El sol, recostado en un lecho de púrpura y de oro como un rajá en su alfombra de colores, lanza a la tierra el último rayo de sus entreabiertos ojos. La Naturaleza comienza a despertarse de su sueño del mediodía. Las brisas de la tarde, impregnadas en murmullos y perfumes, juguetean con el cáliz de las flores que se abren a sus besos. Las aguas del Ganges, copiando en sus linfas transparentes la vigorosa vegetación de sus riberas, alzan un himno melancólico, al que se unen las aladas y suaves notas de los pájaros que despiden al día con un dulcísimo y triste adiós.
—Siannah —dice el caudillo con voz ahogada por el llanto—. Siannah, esposa mía, ¿dónde estás que no me oyes? Siannah, inseparable compañera de mi dolor y mi infortunio, ¿quién te arrancó de mi lado para robarme la única felicidad que me restaba en la tierra? ¡Oh! Vuelve, vuelve, hermosa mía; sin ti, mi vida será una noche sin aurora, un llanto sin lágrimas.

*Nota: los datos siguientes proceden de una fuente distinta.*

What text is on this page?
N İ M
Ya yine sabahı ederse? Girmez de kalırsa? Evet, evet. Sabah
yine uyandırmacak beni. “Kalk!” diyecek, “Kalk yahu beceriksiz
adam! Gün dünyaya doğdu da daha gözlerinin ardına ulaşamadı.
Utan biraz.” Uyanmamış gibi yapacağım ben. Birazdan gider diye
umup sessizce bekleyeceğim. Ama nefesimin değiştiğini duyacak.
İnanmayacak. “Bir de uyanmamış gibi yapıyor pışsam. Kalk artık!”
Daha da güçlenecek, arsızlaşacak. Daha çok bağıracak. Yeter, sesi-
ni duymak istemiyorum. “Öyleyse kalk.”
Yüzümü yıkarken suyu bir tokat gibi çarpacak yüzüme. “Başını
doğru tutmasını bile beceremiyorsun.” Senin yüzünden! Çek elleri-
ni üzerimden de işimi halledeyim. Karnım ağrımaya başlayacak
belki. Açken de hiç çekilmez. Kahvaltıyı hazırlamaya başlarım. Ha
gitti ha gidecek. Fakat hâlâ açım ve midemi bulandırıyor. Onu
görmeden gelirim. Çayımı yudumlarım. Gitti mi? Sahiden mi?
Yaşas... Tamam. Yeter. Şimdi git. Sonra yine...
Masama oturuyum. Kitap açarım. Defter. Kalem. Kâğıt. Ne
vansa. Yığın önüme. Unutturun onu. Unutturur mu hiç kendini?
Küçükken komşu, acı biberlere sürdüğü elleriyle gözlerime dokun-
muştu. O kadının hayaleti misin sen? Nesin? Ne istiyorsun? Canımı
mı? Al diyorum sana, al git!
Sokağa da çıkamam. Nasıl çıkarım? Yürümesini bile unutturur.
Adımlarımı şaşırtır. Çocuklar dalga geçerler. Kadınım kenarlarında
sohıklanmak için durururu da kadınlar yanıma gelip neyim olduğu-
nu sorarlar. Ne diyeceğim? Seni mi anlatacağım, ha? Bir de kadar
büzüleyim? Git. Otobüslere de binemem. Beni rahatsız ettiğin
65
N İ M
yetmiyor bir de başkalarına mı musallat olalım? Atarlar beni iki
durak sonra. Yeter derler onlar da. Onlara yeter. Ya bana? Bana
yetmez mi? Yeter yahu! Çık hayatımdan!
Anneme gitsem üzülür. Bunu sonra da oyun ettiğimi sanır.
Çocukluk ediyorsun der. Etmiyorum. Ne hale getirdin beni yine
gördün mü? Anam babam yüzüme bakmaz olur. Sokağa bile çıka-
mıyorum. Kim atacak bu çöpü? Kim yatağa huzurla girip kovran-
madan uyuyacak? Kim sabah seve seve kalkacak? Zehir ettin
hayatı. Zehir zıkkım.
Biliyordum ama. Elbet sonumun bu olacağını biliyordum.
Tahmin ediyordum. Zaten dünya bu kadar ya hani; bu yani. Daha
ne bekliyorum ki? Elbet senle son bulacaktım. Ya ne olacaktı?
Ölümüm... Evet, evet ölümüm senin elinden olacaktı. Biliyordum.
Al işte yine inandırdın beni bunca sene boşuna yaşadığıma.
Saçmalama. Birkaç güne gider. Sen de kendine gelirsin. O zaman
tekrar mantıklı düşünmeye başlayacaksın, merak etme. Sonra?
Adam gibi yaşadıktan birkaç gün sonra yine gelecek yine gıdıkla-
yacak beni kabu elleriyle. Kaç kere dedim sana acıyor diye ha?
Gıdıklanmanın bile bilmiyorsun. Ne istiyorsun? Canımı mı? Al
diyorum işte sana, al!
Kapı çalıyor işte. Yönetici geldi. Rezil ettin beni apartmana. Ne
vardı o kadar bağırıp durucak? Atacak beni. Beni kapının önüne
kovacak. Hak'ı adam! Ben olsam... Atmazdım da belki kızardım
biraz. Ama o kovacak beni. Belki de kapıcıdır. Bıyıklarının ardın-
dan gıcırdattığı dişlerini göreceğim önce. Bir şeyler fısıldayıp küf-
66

Sólo el eco responde al enamorado Pulo, que presa de un loco frenesí, corre de nuevo a las orillas del Ganges, busca en la arena la huella de su esposa, y vuelve a llamarla por su nombre cien y cien veces. Todo es inútil. La noche borra del cielo los colores; y las nubes, las estrellas, mudos testigos de los pesares y la felicidad de los amantes, aparecen unas tras otras rodeadas de un ligero cendal de bruma, y Siannah no parece.
—Insensato —dice una voz que resuena en el viento, sin que se vea la boca de donde parte—. ¿Qué vas a hacer?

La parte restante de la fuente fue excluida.